Another issue Grabowski mentioned was concern about the quality of care provided by some nursing homes such as unrelieved pain, poor end of life care, missed changes in condition, preventable functional decline, and poor quality of life for patients. His proposed solution is the Green House Model.

“The Green House Model … takes this traditional nursing home model and flips it on its head,” Grabowski said. “What Green House does is it totally re-designs the structures, roles, and processes of a nursing home.”

The program empowers the residents in nursing homes, while also eliminating the hierarchical nurse staffing structure, which then also empowers the core staff to manage daily life in each home using a universal worker model.

Each home consists of eight to 12 older adults, who live together in “what is really their home,” he said. These homes can appear in any neighborhood and replace larger nursing homes with spaces featuring kitchens, gardens, and individual rooms for residents.

In his research, Grabowski found Green House Project homes lowered total and avoidable hospitalizations by 18% and lowered readmissions by 59%. There was also a decrease in Medicare spending of 30% per resident per year. Yet, there are still not many Green Houses nationally.

“Dr. Grabowski’s visit stimulated a lot of discussion about potential collaborations among investigators in the School of Public Health and School of Medicine, which is one of the objectives of this co-sponsored visiting professorship,” said Gill, the Humana Foundation Professor of Medicine (Geriatrics) at the Yale School of Medicine..
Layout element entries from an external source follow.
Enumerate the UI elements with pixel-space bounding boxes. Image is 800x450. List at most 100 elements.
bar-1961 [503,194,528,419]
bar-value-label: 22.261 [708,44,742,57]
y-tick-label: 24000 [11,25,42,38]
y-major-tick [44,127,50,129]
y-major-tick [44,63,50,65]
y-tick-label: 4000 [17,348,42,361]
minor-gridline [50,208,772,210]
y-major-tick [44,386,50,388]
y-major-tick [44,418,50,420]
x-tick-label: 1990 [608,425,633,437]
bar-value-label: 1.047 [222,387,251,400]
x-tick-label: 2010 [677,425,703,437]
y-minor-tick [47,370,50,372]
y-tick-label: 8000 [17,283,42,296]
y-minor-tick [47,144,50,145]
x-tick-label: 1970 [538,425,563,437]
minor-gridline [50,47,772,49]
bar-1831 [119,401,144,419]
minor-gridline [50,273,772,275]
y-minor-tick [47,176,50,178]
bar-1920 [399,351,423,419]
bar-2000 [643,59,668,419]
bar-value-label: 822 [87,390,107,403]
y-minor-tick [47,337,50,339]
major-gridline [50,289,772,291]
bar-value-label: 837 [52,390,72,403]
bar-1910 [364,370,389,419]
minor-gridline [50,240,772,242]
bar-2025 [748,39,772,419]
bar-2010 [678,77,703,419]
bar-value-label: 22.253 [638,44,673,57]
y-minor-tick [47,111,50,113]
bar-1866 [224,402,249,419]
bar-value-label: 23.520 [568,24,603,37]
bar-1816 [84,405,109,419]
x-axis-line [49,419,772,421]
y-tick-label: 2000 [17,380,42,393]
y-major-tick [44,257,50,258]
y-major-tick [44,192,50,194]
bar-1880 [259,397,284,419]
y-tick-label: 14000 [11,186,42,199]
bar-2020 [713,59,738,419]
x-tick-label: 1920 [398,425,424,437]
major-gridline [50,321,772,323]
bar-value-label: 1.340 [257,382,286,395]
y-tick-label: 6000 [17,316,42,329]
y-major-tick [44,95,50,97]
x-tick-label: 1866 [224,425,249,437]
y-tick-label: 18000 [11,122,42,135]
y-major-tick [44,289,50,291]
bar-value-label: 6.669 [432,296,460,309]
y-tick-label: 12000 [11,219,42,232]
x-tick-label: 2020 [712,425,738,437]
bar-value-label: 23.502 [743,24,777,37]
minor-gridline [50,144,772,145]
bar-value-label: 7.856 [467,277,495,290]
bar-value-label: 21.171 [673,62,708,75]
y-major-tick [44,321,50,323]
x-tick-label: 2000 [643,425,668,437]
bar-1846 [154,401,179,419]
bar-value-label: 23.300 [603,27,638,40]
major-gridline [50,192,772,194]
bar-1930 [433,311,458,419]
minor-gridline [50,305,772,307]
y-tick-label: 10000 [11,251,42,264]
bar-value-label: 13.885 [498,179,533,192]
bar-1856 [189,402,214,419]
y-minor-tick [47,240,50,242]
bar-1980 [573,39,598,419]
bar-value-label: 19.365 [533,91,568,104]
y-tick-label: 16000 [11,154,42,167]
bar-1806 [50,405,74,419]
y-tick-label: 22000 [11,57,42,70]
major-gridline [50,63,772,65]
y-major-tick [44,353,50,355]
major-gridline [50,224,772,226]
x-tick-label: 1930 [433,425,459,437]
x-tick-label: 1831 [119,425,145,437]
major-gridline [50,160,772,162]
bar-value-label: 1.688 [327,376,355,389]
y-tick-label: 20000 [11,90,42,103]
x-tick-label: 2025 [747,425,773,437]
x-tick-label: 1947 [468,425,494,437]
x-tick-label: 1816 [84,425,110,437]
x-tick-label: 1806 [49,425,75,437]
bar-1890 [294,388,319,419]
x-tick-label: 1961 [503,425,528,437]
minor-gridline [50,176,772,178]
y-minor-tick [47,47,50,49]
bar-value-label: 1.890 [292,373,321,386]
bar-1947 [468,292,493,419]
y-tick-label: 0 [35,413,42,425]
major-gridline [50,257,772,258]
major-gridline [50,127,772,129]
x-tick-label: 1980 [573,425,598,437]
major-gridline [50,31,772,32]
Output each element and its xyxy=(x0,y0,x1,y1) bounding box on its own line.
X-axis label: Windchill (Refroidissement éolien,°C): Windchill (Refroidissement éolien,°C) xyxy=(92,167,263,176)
Shifting to the pandemic, Grabowski mentioned many issues in nursing homes, such as frail older adults living in close proximity to one another with limited personal protection equipment (PPE) and a shortage of staff members and clinicians. The pandemic affected facilities with and without outbreaks. There are now 340,000 fewer nursing home workers in the United States than there were at the start of the pandemic, Grabowski said.

Two approaches during the pandemic that were efficient and effective were the implementation of telehealth visits and Green Houses, Grabowski said, as countries with bigger nursing homes had more nursing home deaths.

Grabowski concluded by saying that sustained long-term care innovation will not occur without major system-level change. He looks forward to seeing changes that will reform and transform the current nursing home and long-term care system.

“Ensuring long term care for older adults is so important,” Monin said. “We need to be working together from different disciplines to figure this out, and we need to do it now.”